Monday, April 21, 2008

Decision 2012

Nothing like thinking ahead. On this the day before there's F-I-N-A-L-L-Y going to be a Democratic primary vote in Pennsylvania. After what seems like what, seven years of campaigning? I have a suggestion that will give all Americans a break from this complete insanity.

Set a starting date for 1) declaring to run and 2) the start of campaigning. Anyone who violates either date is automatically out of the race. No exceptions. Not even for Chelsea, who is sure to run in 2040.

Make the official starting date a year before the election. Maybe fourteen months. Max. We've been going through this election cycle since Minor Bush won the last election. Four years of "the run for the White House" is just frickin' ridiculous. At this point I'm almost ready to say, who cares? Just get it over with.
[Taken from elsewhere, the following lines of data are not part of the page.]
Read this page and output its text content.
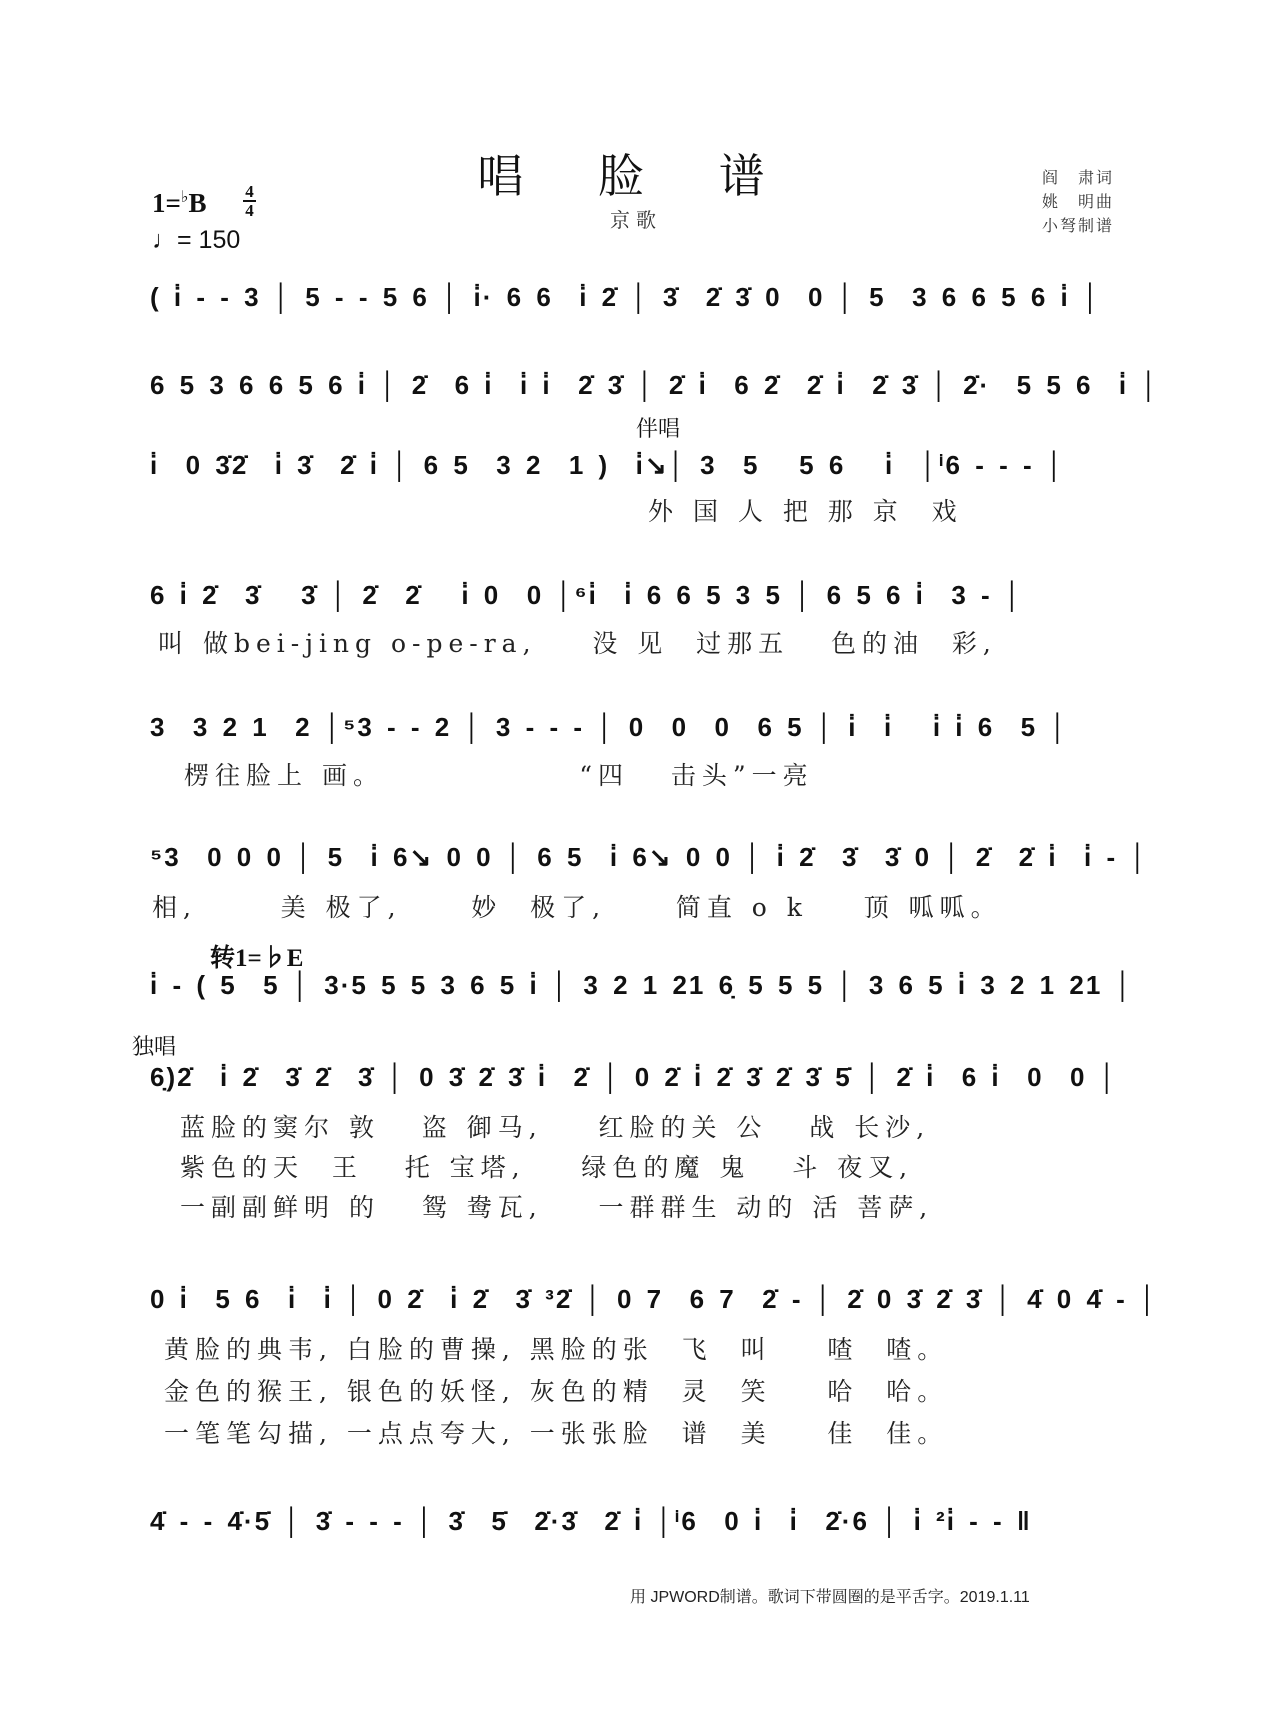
唱 脸 谱
京歌
1=♭B 4
4
♩= 150
阎　肃词
姚　明曲
小弩制谱
( i̇ - - 3 │ 5 - - 5 6 │ i̇· 6 6  i̇ 2̇ │ 3̇  2̇ 3̇ 0  0 │ 5  3 6 6 5 6 i̇ │
6 5 3 6 6 5 6 i̇ │ 2̇  6 i̇  i̇ i̇  2̇ 3̇ │ 2̇ i̇  6 2̇  2̇ i̇  2̇ 3̇ │ 2̇·  5 5 6  i̇ │
伴唱
i̇  0 3̇2̇  i̇ 3̇  2̇ i̇ │ 6 5  3 2  1 )  i̇↘│ 3  5   5 6   i̇  │ⁱ6 - - - │
外 国 人 把 那 京  戏
6 i̇ 2̇  3̇   3̇ │ 2̇  2̇   i̇ 0  0 │⁶i̇  i̇ 6 6 5 3 5 │ 6 5 6 i̇  3 - │
叫 做bei-jing o-pe-ra,    没 见  过那五   色的油  彩,
3  3 2 1  2 │⁵3 - - 2 │ 3 - - - │ 0  0  0  6 5 │ i̇  i̇   i̇ i̇ 6  5 │
楞往脸上 画。              “四   击头”一亮
⁵3  0 0 0 │ 5  i̇ 6↘ 0 0 │ 6 5  i̇ 6↘ 0 0 │ i̇ 2̇  3̇  3̇ 0 │ 2̇  2̇ i̇  i̇ - │
相,      美 极了,     妙  极了,     简直 o k    顶 呱呱。
转1=♭E
i̇ - ( 5  5 │ 3·5 5 5 3 6 5 i̇ │ 3 2 1 21 6̣ 5 5 5 │ 3 6 5 i̇ 3 2 1 21 │
独唱
6̣)2̇  i̇ 2̇  3̇ 2̇  3̇ │ 0 3̇ 2̇ 3̇ i̇  2̇ │ 0 2̇ i̇ 2̇ 3̇ 2̇ 3̇ 5̇ │ 2̇ i̇  6 i̇  0  0 │
蓝脸的窦尔 敦   盗 御马,    红脸的关 公   战 长沙,
紫色的天  王   托 宝塔,    绿色的魔 鬼   斗 夜叉,
一副副鲜明 的   鸳 鸯瓦,    一群群生 动的 活 菩萨,
0 i̇  5 6  i̇  i̇ │ 0 2̇  i̇ 2̇  3̇ ³2̇ │ 0 7  6 7  2̇ - │ 2̇ 0 3̇ 2̇ 3̇ │ 4̇ 0 4̇ - │
黄脸的典韦, 白脸的曹操, 黑脸的张  飞  叫    喳  喳。
金色的猴王, 银色的妖怪, 灰色的精  灵  笑    哈  哈。
一笔笔勾描, 一点点夸大, 一张张脸  谱  美    佳  佳。
4̇ - - 4̇·5̇ │ 3̇ - - - │ 3̇  5̇  2̇·3̇  2̇ i̇ │ⁱ6  0 i̇  i̇  2̇·6 │ i̇ ²i̇ - - ‖
用 JPWORD制谱。歌词下带圆圈的是平舌字。2019.1.11
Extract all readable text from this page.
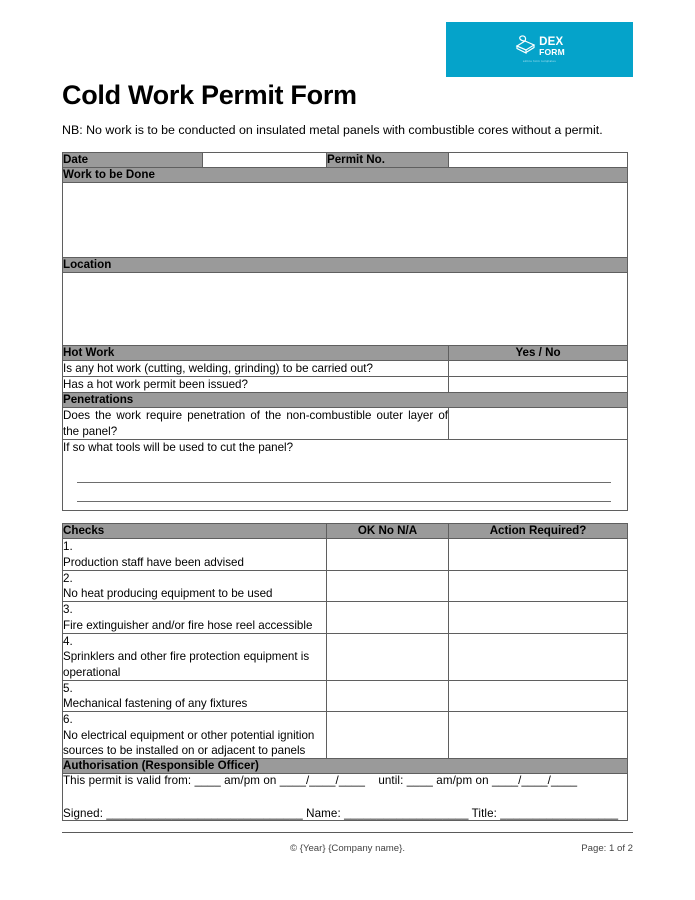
DEX
FORM
online form templates
Cold Work Permit Form

NB: No work is to be conducted on insulated metal panels with combustible cores without a permit.

Date		Permit No.	
Work to be Done			

Location			

Hot Work			Yes / No
Is any hot work (cutting, welding, grinding) to be carried out?			
Has a hot work permit been issued?			
Penetrations			
Does the work require penetration of the non-combustible outer layer of the panel?			

If so what tools will be used to cut the panel?			

Checks		OK No N/A	Action Required?
1.Production staff have been advised			
2.No heat producing equipment to be used			
3.Fire extinguisher and/or fire hose reel accessible			
4.Sprinklers and other fire protection equipment is operational			
5.Mechanical fastening of any fixtures			
6.No electrical equipment or other potential ignition sources to be installed on or adjacent to panels			
Authorisation (Responsible Officer)			

This permit is valid from: ____ am/pm on ____/____/____ until: ____ am/pm on ____/____/____
Signed: ______________________________ Name: ___________________ Title: __________________			
© {Year} {Company name}.	Page: 1 of 2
Yes, I'm supporting Obama. But I would have voted for him two years ago. No, I don't support Hillary or McCain. And no amount of campaigning will change my mind.

Of course, the big question for me is... in a choice between Clinton and McCain, who will I vote for? Stay tuned.

Saturday, April 19, 2008

The Ride of My Life

Riding makes me think about how fast life is flying by. I live in a perpetual state of angst about this. So much to do, so little time. It's an old tired cliche but it's truer now, at least for me. I have no idea how much time I have left. I'll be forty-nine in September and while there are days when I still think I'm bullet-proof and have all the time in the world to do whatever I want, there's this old hag called mortality jabbering in my ear telling me that just the opposite is closer to reality.

The thing I stress most about is that I have had two careers in my life - one pursued out of religious and family expectations, the other out of sheer financial need - and I've enjoyed neither of them. Twenty-three years is a very long time to go through the motions but that's my reality. Maybe tomorrow is the day I discover what it is I really want to do. But what if it never happens? What if I die wishing for something different? What if I never get to experience the feeling that my talents and passions are put to good use? It's disturbing and sad to think about it in that way.

That's why I keep hoping. I told someone just recently that I would love to spend the rest of my days cooking and cycling. Cooking and cycling. Food and road bikes. Culinary arts and... road bikes. What would this look like? A restaurant in front with a bike shop in the back? Or the other way around? Or a destination restaurant where the dress code includes bike shorts and a helmet?

Not sure. What I do know is that when I ride I think about it. Then I go home and cook and think about it more.